Жаба взлетела в верх метров на пятьдесят и зёмно-зелёная студенистая блямба падала на меня сверху под углом градусов в сорок пять. Оставив вместо себя пятерых земляных големов, я отлетел назад и вправо, чуть ли не выкрикивая боевые заклинания, а из моей сумы веером летели в сторону этой гигантской твари размером со здоровенного динозавра магические амулеты, которых я налепил из местного ила с полтонны. Падая на землю, они тут же увеличивались в десятки раз и потому жаба при приземлении сразу же угодила в их крепкие объятья. Больше всего пострадал её язык. Големы быстро ввинтились в землю и втащили его почти наполовину.

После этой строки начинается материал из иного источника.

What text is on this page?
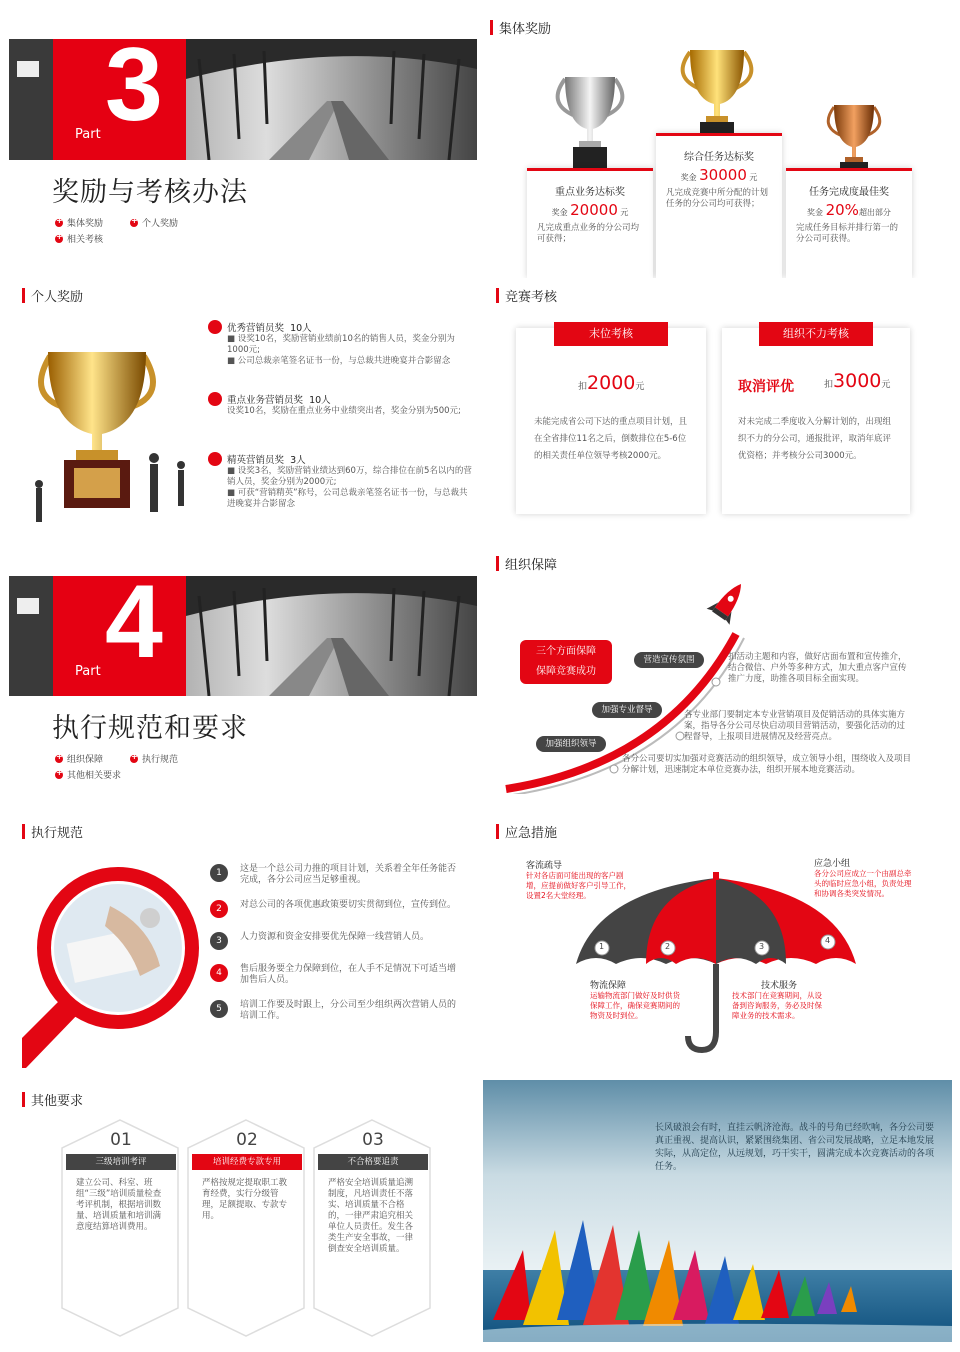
3
Part
奖励与考核办法
+
集体奖励 +	个人奖励
+
相关考核
集体奖励
重点业务达标奖
奖金 20000 元
凡完成重点业务的分公司均可获得；
综合任务达标奖
奖金 30000 元
凡完成竞赛中所分配的计划任务的分公司均可获得；
任务完成度最佳奖
奖金 20%超出部分
完成任务目标并排行第一的分公司可获得。
个人奖励
优秀营销员奖
10人
■ 设奖10名，奖励营销业绩前10名的销售人员，奖金分别为1000元;
■ 公司总裁亲笔签名证书一份，与总裁共进晚宴并合影留念
重点业务营销员奖
10人
设奖10名，奖励在重点业务中业绩突出者，奖金分别为500元;
精英营销员奖
3人
■ 设奖3名，奖励营销业绩达到60万，综合排位在前5名以内的营销人员，奖金分别为2000元;
■ 可获“营销精英”称号，公司总裁亲笔签名证书一份，与总裁共进晚宴并合影留念
竞赛考核
末位考核
扣2000元
未能完成省公司下达的重点项目计划，且在全省排位11名之后，倒数排位在5-6位的相关责任单位领导考核2000元。
组织不力考核
取消评优	扣3000元
对未完成二季度收入分解计划的，出现组织不力的分公司，通报批评，取消年底评优资格；并考核分公司3000元。
4
Part
执行规范和要求
+
组织保障 +	执行规范
+
其他相关要求
组织保障
三个方面保障
保障竞赛成功
营造宣传氛围
加强专业督导
加强组织领导
扣活动主题和内容，做好店面布置和宣传推介，结合微信、户外等多种方式，加大重点客户宣传推广力度，助推各项目标全面实现。
各专业部门要制定本专业营销项目及促销活动的具体实施方案，指导各分公司尽快启动项目营销活动，要强化活动的过程督导，上报项目进展情况及经营亮点。
各分公司要切实加强对竞赛活动的组织领导，成立领导小组，围绕收入及项目分解计划，迅速制定本单位竞赛办法，组织开展本地竞赛活动。
执行规范
1	这是一个总公司力推的项目计划，关系着全年任务能否完成，各分公司应当足够重视。
2	对总公司的各项优惠政策要切实贯彻到位，宣传到位。
3	人力资源和资金安排要优先保障一线营销人员。
4	售后服务要全力保障到位，在人手不足情况下可适当增加售后人员。
5	培训工作要及时跟上，分公司至少组织两次营销人员的培训工作。
应急措施
1	2	3
4
客流疏导
针对各店面可能出现的客户剧增，应提前做好客户引导工作，设置2名大堂经理。
物流保障
运输物流部门做好及时供货保障工作，确保竞赛期间的物资及时到位。
技术服务
技术部门在竞赛期间，从设备到咨询服务，务必及时保障业务的技术需求。
应急小组
各分公司应成立一个由副总牵头的临时应急小组，负责处理和协调各类突发情况。
其他要求
01
三级培训考评
建立公司、科室、班组“三级”培训质量检查考评机制，根据培训数量、培训质量和培训满意度结算培训费用。
02
培训经费专款专用
严格按规定提取职工教育经费，实行分级管理，足额提取、专款专用。
03
不合格要追责
严格安全培训质量追溯制度，凡培训责任不落实、培训质量不合格的，一律严肃追究相关单位人员责任。发生各类生产安全事故，一律倒查安全培训质量。
长风破浪会有时，直挂云帆济沧海。战斗的号角已经吹响，各分公司要真正重视、提高认识，紧紧围绕集团、省公司发展战略，立足本地发展实际，从高定位，从远规划，巧干实干，圆满完成本次竞赛活动的各项任务。
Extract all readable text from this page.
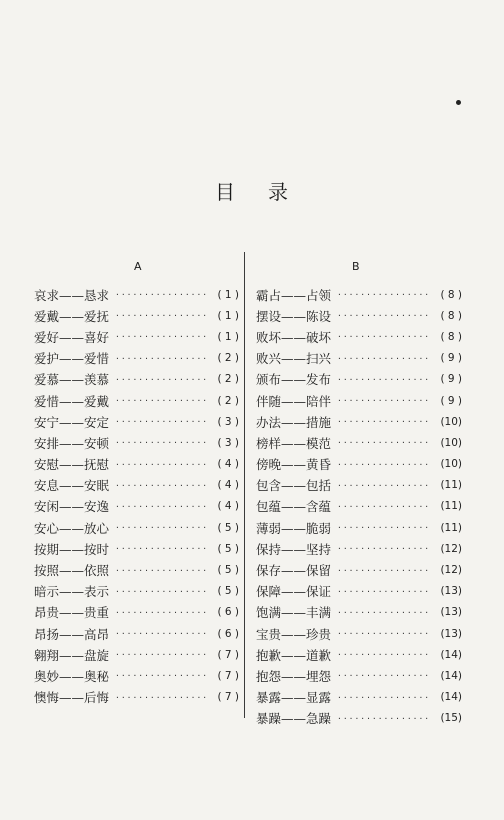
目 录
A
哀求——恳求 ················ ( 1 )
爱戴——爱抚 ················ ( 1 )
爱好——喜好 ················ ( 1 )
爱护——爱惜 ················ ( 2 )
爱慕——羡慕 ················ ( 2 )
爱惜——爱戴 ················ ( 2 )
安宁——安定 ················ ( 3 )
安排——安顿 ················ ( 3 )
安慰——抚慰 ················ ( 4 )
安息——安眠 ················ ( 4 )
安闲——安逸 ················ ( 4 )
安心——放心 ················ ( 5 )
按期——按时 ················ ( 5 )
按照——依照 ················ ( 5 )
暗示——表示 ················ ( 5 )
昂贵——贵重 ················ ( 6 )
昂扬——高昂 ················ ( 6 )
翱翔——盘旋 ················ ( 7 )
奥妙——奥秘 ················ ( 7 )
懊悔——后悔 ················ ( 7 )
B
霸占——占领 ················ ( 8 )
摆设——陈设 ················ ( 8 )
败坏——破坏 ················ ( 8 )
败兴——扫兴 ················ ( 9 )
颁布——发布 ················ ( 9 )
伴随——陪伴 ················ ( 9 )
办法——措施 ················ (10)
榜样——模范 ················ (10)
傍晚——黄昏 ················ (10)
包含——包括 ················ (11)
包蕴——含蕴 ················ (11)
薄弱——脆弱 ················ (11)
保持——坚持 ················ (12)
保存——保留 ················ (12)
保障——保证 ················ (13)
饱满——丰满 ················ (13)
宝贵——珍贵 ················ (13)
抱歉——道歉 ················ (14)
抱怨——埋怨 ················ (14)
暴露——显露 ················ (14)
暴躁——急躁 ················ (15)
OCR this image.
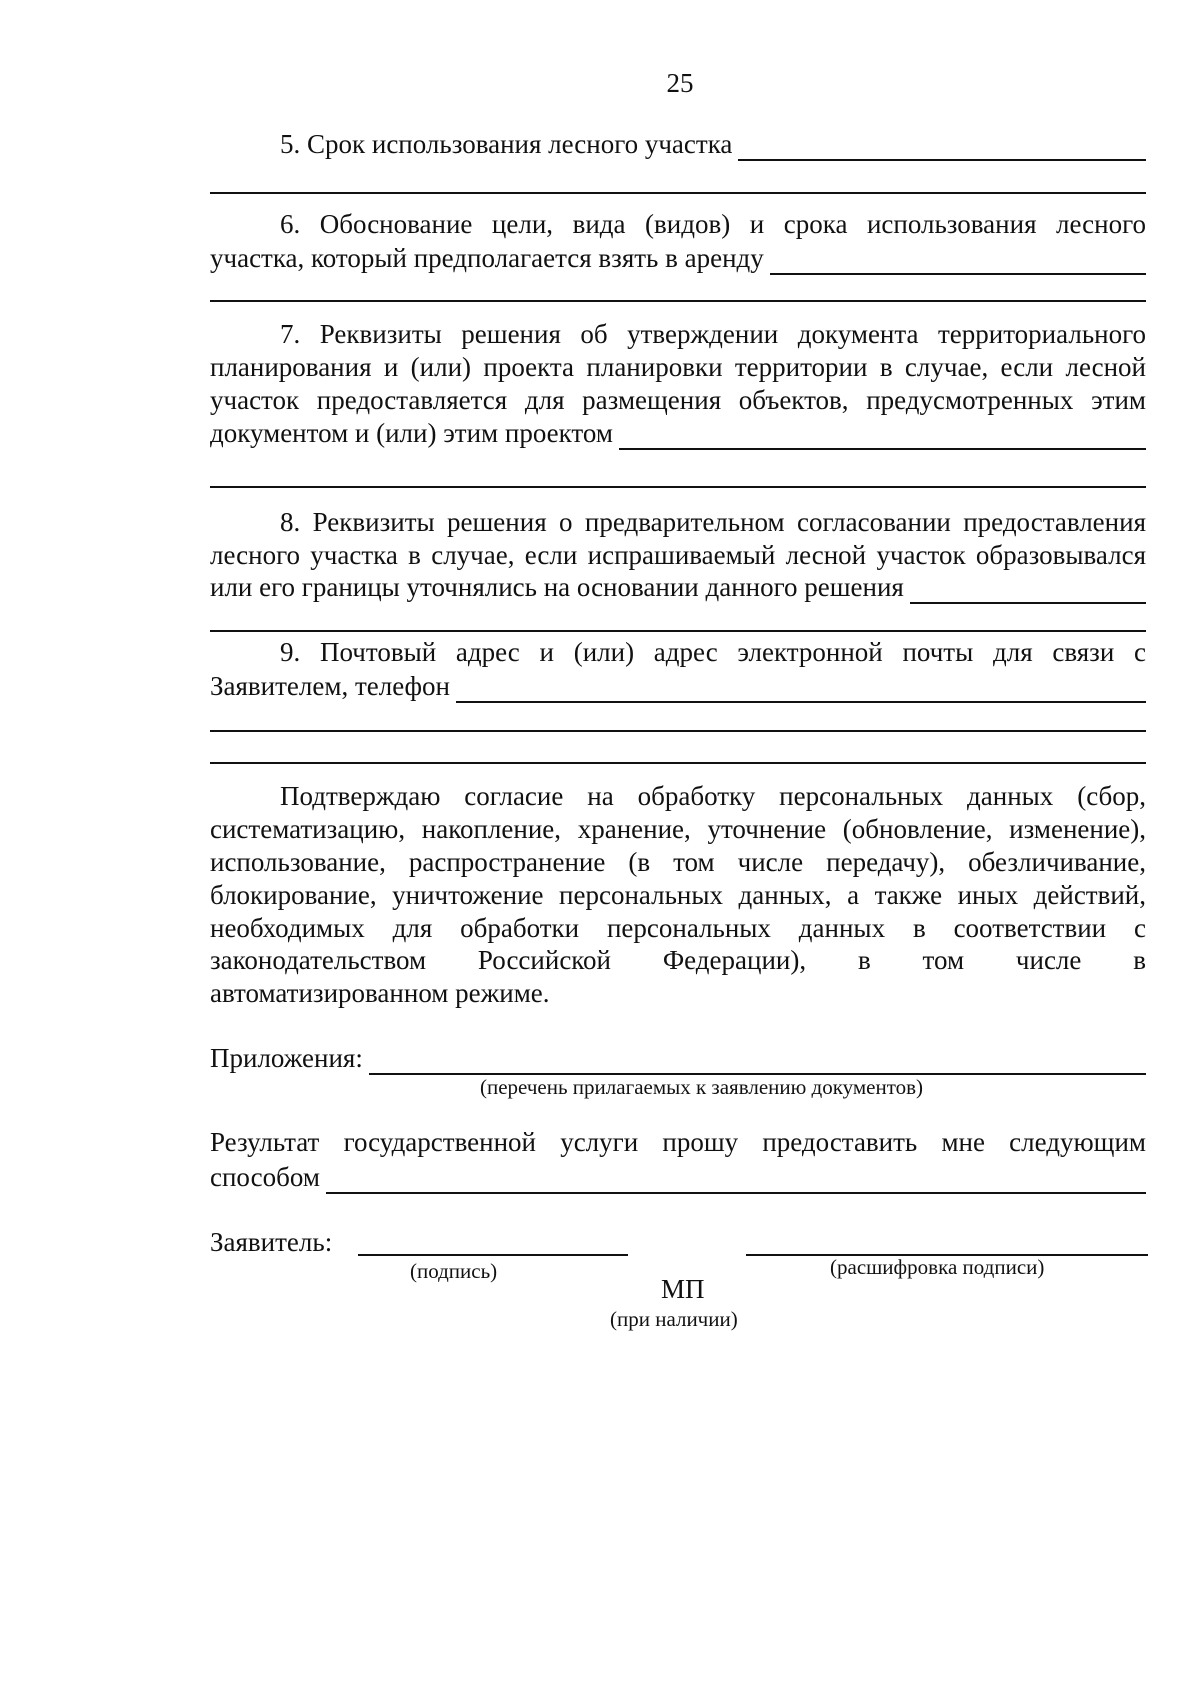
25
5. Срок использования лесного участка
6. Обоснование цели, вида (видов) и срока использования лесного
участка, который предполагается взять в аренду
7. Реквизиты решения об утверждении документа территориального
планирования и (или) проекта планировки территории в случае, если лесной
участок предоставляется для размещения объектов, предусмотренных этим
документом и (или) этим проектом
8. Реквизиты решения о предварительном согласовании предоставления
лесного участка в случае, если испрашиваемый лесной участок образовывался
или его границы уточнялись на основании данного решения
9. Почтовый адрес и (или) адрес электронной почты для связи с
Заявителем, телефон
Подтверждаю согласие на обработку персональных данных (сбор,
систематизацию, накопление, хранение, уточнение (обновление, изменение),
использование, распространение (в том числе передачу), обезличивание,
блокирование, уничтожение персональных данных, а также иных действий,
необходимых для обработки персональных данных в соответствии с
законодательством Российской Федерации), в том числе в
автоматизированном режиме.
Приложения:
(перечень прилагаемых к заявлению документов)
Результат государственной услуги прошу предоставить мне следующим
способом
Заявитель:
(подпись)	(расшифровка подписи)
МП
(при наличии)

До этого дня ещё ни одна жаба не пускала в ход свой язык и я не знаю, почему, но он у них был очень большим. Все они пытались пришибить нас своими лапами с огромными, кривыми когтями, не имевшими особой цены. Хозяйка Лингийского болота сделала большую ошибку, показавшись мне на глаза. Разложив ролик на графические файлы, пользуясь измерительной сеткой монокуляра, я вычислил её реальные размеры. От копчика до кончика носа она имела длину пятьдесят два метра, а её задние лапы были и того длиннее — пятьдесят пять. Прыгая, это огромное чудовище приземлялось сначала на задние лапы, а уже потом на передние, чем я и воспользовался. Поскольку её задние лапы были почти втрое длиннее передних, то на них набросилось втрое больше моих земляных големов с железной хваткой.
Но чудовище обладало просто титанической силой и потому смогло оторвать от земли переднюю правую лапу и попыталось прихлопнуть меня ею. Эх, глупое животное, я ведь специально встал так, чтобы ты могла до меня дотянуться. В тот момент, когда жаба собиралась накрыть меня лапой, Сокки с разбега засадил ей в задницу свой острейший рог. Жаба взревела дурным голосом и нанесла по мне удар, но я мух варежкой не ловил и мигом состриг ей глеевой ноготки вместе с четырьмя пальцами, после чего на беспалую лапу снова навалились големы и начался нудный, изнурительный и опасный бой и как я не крутился, всё же несколько раз попадал под удары жабьих лап, но они не оказались смертельными. Всё это время Сократ с похвальной частотой нещадно терзал зад жабы и порвал ей очко на фашистскую свастику, британский флаг и красную звезду, но и ему тоже досталось несколько раз так, что он улетал кувырком.
Чего я не делал, это не отрубал жабе языка, а сама она его не перекусывала. Чуть по чуть, отрубая от жабы всё лишнее спереди, я вскоре добрался до её задних ног и оставил от них одни култышки, но жаба была ещё жива. Правда, она уже не представляла из себя прежней опасности, а потому я, превозмогая жуткую боль во всём теле, мне казалось, что у меня переломаны все кости, занялся самой тяжелой работой, принялся отрубать ей голову. Сократ начал было протыкать жабе бока, но я попросил его не маяться дурью, а лучше отойти в сторонку и передохнуть. Моя глефа рубила жабье мясо просто великолепно, а вот плазменный меч лишь слегка присмаливал её шкуру. Вырубая, словно дольки, куски мяса сначала с одной стороны, а затем к другой, к шестнадцати часам дня я всё-таки отчекрыжил Хозяйке голову, а поскольку мои земляные големы туго натянули её язык, то она, как только я перерубил шейный позвонок, улетела вперёд и мне даже не пришлось мучиться, чтобы оттащить его от туши.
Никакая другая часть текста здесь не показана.